One very special feature of the B&O Yorkville 5K is how much it emphasizes its charitable component. Runners don’t just fundraise or donate as part of their registration, but wear the name of their chosen local charity on their bib. At pickup, your kit was handed to you by representatives from your charity, who also kept you in the loop of race details via email.
As someone who works for a charity, I know it’s not unusual to have to explore new avenues to build support for your cause. Seeing so many representatives step up to be a part of the race experience was not only impressive but brought the race’s theme of connections to life.
Failure to Connect
The connections theme even inspired the finisher’s medal, with a design based on a circuit board highlighting the local charities participating and a USB cable in place of a ribbon. It seems the only element of the race where the connections theme didn’t apply was to my GPS.
Coach said it wouldn’t be too long before I could lose my “training wheels,” referring to the GPS to keep pace. With enough practice, I’d be able to get to a start line and run my race by feel. The stopwatch function on my Garmin would allow me to gauge my pace at each course marker and adjust accordingly.
Knowing GPS can be volatile, it’s a very practical way to attack a race. If you’ve trained well, you’ve run the pace you plan to deploy on the course and know what that feels like.
Still, and I know I’m not alone in this, watching the pace calculator on my watch is a habit that’s refused to die but slowly and grudgingly.
I understood the idea of running by feel, but wasn’t quite ready to drop the training wheels yet. On this day, they were yanked from under me. With a start line situated in the thick of massive skyscrapers, my GPS had not connected as City Councillor Kristin Wong-Tam announced, “One minute to go!”
We took off down Bay Street, mostly flat with a little downhill on which it was easy to get excited and push the pace. My watch signalled the first kilometre. I ignored it because we already passed a course marshall holding a 1KM sign.
Taking a right on Dundas, we passed the next marker. In my mind, I panicked, thinking I hammered way too hard and set myself up to bonk. Even as my mind went dark, my body kept moving like clockwork.

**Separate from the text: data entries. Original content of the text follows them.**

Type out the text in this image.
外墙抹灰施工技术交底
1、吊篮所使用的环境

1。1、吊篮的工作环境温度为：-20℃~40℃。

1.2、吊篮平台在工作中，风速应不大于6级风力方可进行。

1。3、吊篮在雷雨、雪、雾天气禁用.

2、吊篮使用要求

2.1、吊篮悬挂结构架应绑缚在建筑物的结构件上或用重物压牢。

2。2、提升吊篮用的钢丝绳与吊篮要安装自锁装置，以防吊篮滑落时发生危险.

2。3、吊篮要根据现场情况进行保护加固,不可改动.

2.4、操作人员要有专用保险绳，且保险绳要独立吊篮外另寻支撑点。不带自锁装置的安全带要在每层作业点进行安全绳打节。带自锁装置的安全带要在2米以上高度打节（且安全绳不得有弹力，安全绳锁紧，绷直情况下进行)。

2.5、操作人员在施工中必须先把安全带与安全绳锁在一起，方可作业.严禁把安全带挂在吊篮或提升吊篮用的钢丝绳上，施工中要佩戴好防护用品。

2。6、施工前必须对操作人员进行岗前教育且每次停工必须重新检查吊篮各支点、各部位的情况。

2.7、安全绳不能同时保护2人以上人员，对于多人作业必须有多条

The stretch across Dundas is quite short before runners head north on University Avenue. This is where the course gets interesting with an ever so gradual climb that lasts for a kilometre and a half or so. Out of towners who come to Toronto for this race should be aware of this. You’ll feel it, making it all the more important to maintain a “comfortably hard” pace for the first 2K before you enter the pain cave.
Again, I worried, but the fact that I wasn’t passed at any point and wasn’t fading meant my body was still working when I passed the one cheer/water station on course led by the Red Door Family Shelter.
Past the 4K mark and over the climb, I tuned out of my surroundings and ran with whatever I could give until the race ended with a 52 second PB. It’s possible I didn’t look at my watch at all, or was just too delirious to remember.
You can’t do much better than a finishing area where you’re actually served by attendants carrying trays of snacks. Bagels found their way to me when I plopped myself on the side of the track at Jesse Ketchum School.
I also had the honour of cooling down on the track at the same time as newly crowned Canadian 5K champion Cam Levins.
Of course our most important takeaway from a race is growth. We’re always told as runners to trust the training. With my training wheels taken away, I actually experienced a race where I had to trust my body and found that against all the doubts my mind could present, it did what it was supposed to. Granted, this is a work in progress and it’s taken years to make even this glimmer of progress.
There’s nothing so wonderful as a mind and body in sync, but when they fail to do so as my GPS did – I’m really pushing this analogy, aren’t I? – your body is capable of carrying you through on all the work that led to race day. Your mind just has to tag along until it’s convinced, and at this race my mind might be a little closer to that connection.